A small village in Lebanon is linked to the rest of the world only by a small bridge with the fields around full of mines. In this village, half of the population is catholic, and the other half is muslin. Despite the differences, the village is calm, until the day men begin a religious fight. The village begins to struggle with these issues, until the day women stick together, and have an idea to keep the village in peace.
Talking about religious war with humor
Nadine Labaki is an engaged Middle East film maker that manages to speak of political or religious issues from a particular point of view.Without skipping the drama this kind of issues represent, she talks about the subject with her particular way of doing humor. We have already seen that in her previous film, Caramel. In this film she shows her very own perception on Beirut, showing the city by the eye of women that work in a beauty salon.

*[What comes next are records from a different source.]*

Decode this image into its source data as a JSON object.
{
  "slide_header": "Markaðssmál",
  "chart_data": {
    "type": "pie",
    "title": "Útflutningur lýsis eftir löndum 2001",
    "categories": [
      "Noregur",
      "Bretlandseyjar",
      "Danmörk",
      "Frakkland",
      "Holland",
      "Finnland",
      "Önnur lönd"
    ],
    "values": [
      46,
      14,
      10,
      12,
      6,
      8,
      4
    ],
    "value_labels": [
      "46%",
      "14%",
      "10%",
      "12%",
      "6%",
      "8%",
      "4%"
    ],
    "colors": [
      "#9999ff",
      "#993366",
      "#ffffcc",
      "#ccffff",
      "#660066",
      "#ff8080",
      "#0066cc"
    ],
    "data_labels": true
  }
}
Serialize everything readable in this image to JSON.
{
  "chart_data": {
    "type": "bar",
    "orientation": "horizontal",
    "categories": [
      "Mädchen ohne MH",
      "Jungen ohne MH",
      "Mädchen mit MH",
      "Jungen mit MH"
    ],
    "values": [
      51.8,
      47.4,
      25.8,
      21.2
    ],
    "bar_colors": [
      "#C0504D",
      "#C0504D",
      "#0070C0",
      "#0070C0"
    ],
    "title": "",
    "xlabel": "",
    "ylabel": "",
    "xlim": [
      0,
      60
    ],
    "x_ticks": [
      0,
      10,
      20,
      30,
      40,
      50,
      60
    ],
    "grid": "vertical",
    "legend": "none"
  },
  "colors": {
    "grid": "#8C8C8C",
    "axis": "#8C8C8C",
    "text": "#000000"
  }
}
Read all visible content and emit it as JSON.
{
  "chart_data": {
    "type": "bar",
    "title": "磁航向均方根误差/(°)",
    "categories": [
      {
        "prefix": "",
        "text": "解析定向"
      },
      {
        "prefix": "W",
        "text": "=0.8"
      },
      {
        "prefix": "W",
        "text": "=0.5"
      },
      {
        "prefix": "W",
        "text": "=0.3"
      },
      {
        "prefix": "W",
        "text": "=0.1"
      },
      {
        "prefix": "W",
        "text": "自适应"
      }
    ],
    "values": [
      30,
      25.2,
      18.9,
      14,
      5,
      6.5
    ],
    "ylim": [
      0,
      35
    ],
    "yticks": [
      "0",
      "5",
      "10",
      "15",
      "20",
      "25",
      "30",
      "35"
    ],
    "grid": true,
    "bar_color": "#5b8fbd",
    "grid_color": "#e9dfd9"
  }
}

Showing the day-by-day of the woman, she speaks about traditionalism and modernity in a middle-east city like Beirut, always in a very light way and with a lot of humor.

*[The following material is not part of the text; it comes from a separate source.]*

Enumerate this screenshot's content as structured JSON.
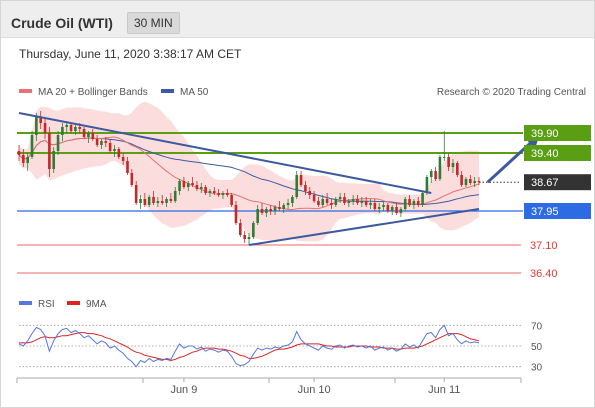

The power of women in the middle-east society
In this movie, as well as in Caramel, we cannot ignore the power women assume in the regulation of society. In a very subtle way, this movie is an activist gesture for the right of women in the middle-east. Along in this religious war that men start, is always women that can regulate all situations of tensions, and always in a very subtle way. Men cannot start fighting? We hire a group of Ukrainian dancers to entertain them. Things got worse, and they start fighting with guns? Woman drug their men with space cakes and steal their entire weapon while they sleep. In the end, christian women dress like muslin and vice versa, showing their men they will have to face them first before fighting.
With a beautiful photography, and raising very serious questions in a lightweight mode, this movie is a travel through the paradox of contemporary middle east and its beautiful landscapes.